Le Dry January touche à sa fin et le bilan est sans appel : les Français qui ont relevé le défi ont réalisé des économies significatives. En renonçant à l’alcool pendant un mois, les participants ont économisé en moyenne 85,2 euros, selon les données de l’application TryDry. Ce défi, suivi par près d’un Français sur quatre cette année, soit environ 17 millions de personnes, a démontré son impact au-delà des bénéfices pour la santé.
L’alcool représente une dépense souvent sous-estimée. L’INSEE estime que les ménages français consacrent en moyenne 707 euros par an aux boissons alcoolisées, un budget bien supérieur aux 476 euros dédiés aux boissons non alcoolisées. La tendance est néanmoins à la baisse depuis plusieurs décennies. En 1960, l’alcool représentait 77,6 % des dépenses en boissons contre 59,7 % en 2018.
L’arrêt de la consommation d’alcool peut générer des économies considérables selon les habitudes de chacun. Une étude réalisée en 2022 par MoneyTransfers.com estimait qu’une personne consommant deux pintes de bière par jour à six euros pouvait économiser jusqu’à 4 000 euros par an. Pour ceux qui préfèrent le vin, avec une consommation moyenne de deux verres à trois euros, l’économie annuelle atteindrait 2 016 euros.
Les disparités régionales jouent également un rôle. En Occitanie, où la culture viticole est profondément ancrée, la dépense hebdomadaire moyenne pour l’alcool consommé à domicile est de 15,9 euros, contre 10,8 euros en Île-de-France. Ces écarts influencent les gains potentiels pour ceux qui ont participé au Dry January.
Au-delà des aspects financiers, la perception de l’alcool évolue en France. Un sondage OpinionWay, publié ce 30 janvier, révèle que 20 % des Français ne boivent jamais de vin. Cette abstinence est particulièrement marquée chez les jeunes : plus d’un quart des 18-24 ans déclarent ne jamais en consommer. Le prix du vin est d’ailleurs cité par 48 % des consommateurs comme un frein à sa consommation, tandis que 50 % des sondés réclament plus de transparence sur les méthodes de production et les engagements environnementaux des producteurs.
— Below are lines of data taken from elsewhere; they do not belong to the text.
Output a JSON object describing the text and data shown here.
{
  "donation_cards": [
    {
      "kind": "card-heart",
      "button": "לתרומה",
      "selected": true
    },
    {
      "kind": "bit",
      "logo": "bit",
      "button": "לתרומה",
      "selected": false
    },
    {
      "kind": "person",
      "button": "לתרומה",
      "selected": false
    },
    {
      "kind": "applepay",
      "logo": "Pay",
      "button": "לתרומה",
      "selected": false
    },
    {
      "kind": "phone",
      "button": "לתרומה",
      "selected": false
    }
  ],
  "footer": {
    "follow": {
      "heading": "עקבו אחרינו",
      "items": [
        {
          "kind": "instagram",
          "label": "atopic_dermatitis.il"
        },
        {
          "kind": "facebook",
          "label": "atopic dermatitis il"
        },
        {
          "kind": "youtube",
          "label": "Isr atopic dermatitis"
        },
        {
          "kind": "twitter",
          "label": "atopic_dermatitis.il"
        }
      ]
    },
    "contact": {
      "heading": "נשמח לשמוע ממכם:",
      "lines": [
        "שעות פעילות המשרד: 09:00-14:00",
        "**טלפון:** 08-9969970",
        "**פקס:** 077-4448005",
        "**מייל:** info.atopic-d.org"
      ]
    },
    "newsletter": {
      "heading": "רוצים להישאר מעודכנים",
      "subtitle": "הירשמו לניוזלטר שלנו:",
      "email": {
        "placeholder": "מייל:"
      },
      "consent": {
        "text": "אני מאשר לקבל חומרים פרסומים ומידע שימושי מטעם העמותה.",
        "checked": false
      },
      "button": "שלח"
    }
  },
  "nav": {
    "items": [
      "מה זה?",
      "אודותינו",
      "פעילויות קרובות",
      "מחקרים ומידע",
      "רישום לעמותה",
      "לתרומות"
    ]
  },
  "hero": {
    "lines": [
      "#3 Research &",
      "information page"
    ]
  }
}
Le Dry January a mis en lumière les bénéfices d’une consommation d’alcool réduite, aussi bien sur le plan de la santé que sur celui du budget. Avec des outils comme TryDry ou EasyQuit, il est désormais possible de mesurer concrètement les économies réalisées, le nombre de verres évités et même les calories préservées. Une tendance qui pourrait s’installer durablement dans les habitudes des Français.